Kerala State Road Transport Corporation
Another arty and masterful violator, KeSRTC received Volvo B7RLEs for use in Kochi and Thiruvananthapuram. What did they do with these? Run them on intercity routes, of course. No SPV was created. The Central Government stepped in and objected to this violation, going so far as taking KeSRTC to court.
However, being crafty, the KeSRTC found a work-around for this. The court order affected only buses belonging to the Kochi division, prompting KeSRTC to transfer most of these buses to the Thrivananthapuram division. The reason? These buses were super-profitable and KeSRTC otherwise had only one Volvo service between Trivandrum and Bangalore, which was running at a loss due to KaSRTCs super-efficiency.
In 2012, the Government of Karnataka, NWKRTC, Hubli-Dharwad Municipal Corporation [HDMC], Hubli-Dharwad Urban Development Authority set up a company, the Hubli-Dharwad BRTS Company as an SPV that would oversee the construction, upgradation of the old Hubli-Dharwad Highway thru the twin cities, commissioning of the BRTS and its operations.
KaSRTC has lived up by trying to follow norms as much as possible. One just hopes that Mysore and Mangalore get their own transport corporations soon.
Andhra Pradesh State Road Transport Corporation/Telangana State Road Transport Corporation
Along with this, several of the Volvo “Metro Luxury” buses have found their way to intercity routes, both in AP and Telangana.
Note: Thanks to GSR Chaitanya for pointing out that APSRTC/TSRTC did indeed have an SPV. An article on this was posted a year earlier on Love of Z, a blog dedicated to APSRTC/TSRTC buses. You can read the article here.
Buses in Hyderabad, on paper operate under the aegis of the Hyderabad Zonal Urban Road Transport Corporation.

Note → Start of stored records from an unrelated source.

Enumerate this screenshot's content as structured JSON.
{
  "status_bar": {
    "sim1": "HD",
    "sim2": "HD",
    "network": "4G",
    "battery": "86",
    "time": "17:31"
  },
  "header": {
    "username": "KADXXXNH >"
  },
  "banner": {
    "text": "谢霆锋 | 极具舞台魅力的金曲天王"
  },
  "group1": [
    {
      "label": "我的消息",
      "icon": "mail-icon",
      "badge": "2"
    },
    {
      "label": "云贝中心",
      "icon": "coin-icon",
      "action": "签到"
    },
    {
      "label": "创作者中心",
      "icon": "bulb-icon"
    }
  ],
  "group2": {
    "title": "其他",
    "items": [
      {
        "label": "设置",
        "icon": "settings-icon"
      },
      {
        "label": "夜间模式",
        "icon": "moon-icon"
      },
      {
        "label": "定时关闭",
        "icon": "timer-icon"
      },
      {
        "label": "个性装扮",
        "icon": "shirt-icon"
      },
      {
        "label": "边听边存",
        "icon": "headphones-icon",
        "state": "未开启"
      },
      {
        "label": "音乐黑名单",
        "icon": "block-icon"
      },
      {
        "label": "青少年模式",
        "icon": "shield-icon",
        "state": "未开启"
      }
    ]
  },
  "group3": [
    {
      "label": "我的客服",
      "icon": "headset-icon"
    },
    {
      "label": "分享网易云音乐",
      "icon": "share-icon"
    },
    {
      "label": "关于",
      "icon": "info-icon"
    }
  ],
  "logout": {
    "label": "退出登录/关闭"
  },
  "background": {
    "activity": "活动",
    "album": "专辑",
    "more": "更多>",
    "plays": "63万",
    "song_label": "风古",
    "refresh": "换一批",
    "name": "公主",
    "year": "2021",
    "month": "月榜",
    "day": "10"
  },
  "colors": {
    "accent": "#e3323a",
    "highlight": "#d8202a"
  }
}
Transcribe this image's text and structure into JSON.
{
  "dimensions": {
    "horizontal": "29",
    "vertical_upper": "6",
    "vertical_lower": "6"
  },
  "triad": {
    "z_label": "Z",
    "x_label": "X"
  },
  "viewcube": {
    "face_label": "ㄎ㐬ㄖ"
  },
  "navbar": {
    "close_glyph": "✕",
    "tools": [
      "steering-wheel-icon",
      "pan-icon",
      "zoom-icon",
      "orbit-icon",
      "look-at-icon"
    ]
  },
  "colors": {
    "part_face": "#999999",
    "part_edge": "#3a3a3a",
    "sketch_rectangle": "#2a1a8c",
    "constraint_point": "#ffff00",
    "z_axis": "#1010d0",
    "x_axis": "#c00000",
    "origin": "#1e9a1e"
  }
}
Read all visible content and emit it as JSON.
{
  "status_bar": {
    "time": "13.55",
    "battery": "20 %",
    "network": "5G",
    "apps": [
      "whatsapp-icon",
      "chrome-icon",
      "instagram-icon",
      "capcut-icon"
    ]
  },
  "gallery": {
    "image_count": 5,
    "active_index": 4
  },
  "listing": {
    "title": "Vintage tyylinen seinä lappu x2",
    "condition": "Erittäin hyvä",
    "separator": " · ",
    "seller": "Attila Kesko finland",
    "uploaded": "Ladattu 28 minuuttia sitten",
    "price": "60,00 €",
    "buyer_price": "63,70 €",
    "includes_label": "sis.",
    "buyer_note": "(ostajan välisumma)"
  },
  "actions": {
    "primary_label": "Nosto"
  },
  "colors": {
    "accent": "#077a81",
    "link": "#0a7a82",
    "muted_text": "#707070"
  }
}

The BMTC, one of the largest beneficiaries under JnNURM, is a mere crook among the no-goodniks of the Transport world. It’s only violation of the JnNURM guidelines? Renting out buses. A large chunk of BMTCs revenue comes from leasing out its Volvo fleet to the IT sector for dedicated pickup and drop trips. The BMTC quickly rectified this however by purchasing brand new Volvo buses and deputing the JnNURM ones for Public Transport. A good move to conform to norms, but the downside? The IT sector gets the really good buses, the rest of us, nothing.
Brihanmumbai Electricity Supply and Transport
Another small-time crook in the world of the Mafioso, BESTs only mistake in violating JnNURM guidelines was leasing out its Second-Generation Cerita [yep, them Purple Faeries] to Air India to ferry passengers between the aircraft and the terminal. The cash-strapped body, with annual losses of ~₹700crore needed to monetise its fleet, and did so by leasing them out. However, word has it that the after the Air India agreement ended, BEST has been leasing out its older, First-Generation, Single-Door Cerita buses which were not acquired under JnNURM. In order to further monetise them, BEST put out full body adverts on them, thus turning them into giant, moving billboards.
Now that we’re done with the villainous lot, let’s head to the heroes of the hour!
Jaipur City Transport Services Limited
This SPV was set up by the Rajasthan State Road Transport Corporation in 2008 to handle city buses in Jaipur. It operates JnNURM buses, other buses as well as the Jaipur BRTS.
Atal Indore City Transport Services Ltd
Set up to run bus services in Madhya Pradesh’s largest city, Indore, the AiCTSL, operates city buses, as well as the BRTS. It also operates a Radio Cab service in the city.
JnNURM has been scrapped in favour of the Atal Mission for Rejuvenation and Urban Transformation [AMRUT]. While nothing concrete has been set for buses, one hopes that AMRUT paves the way for more intelligent transit in the country.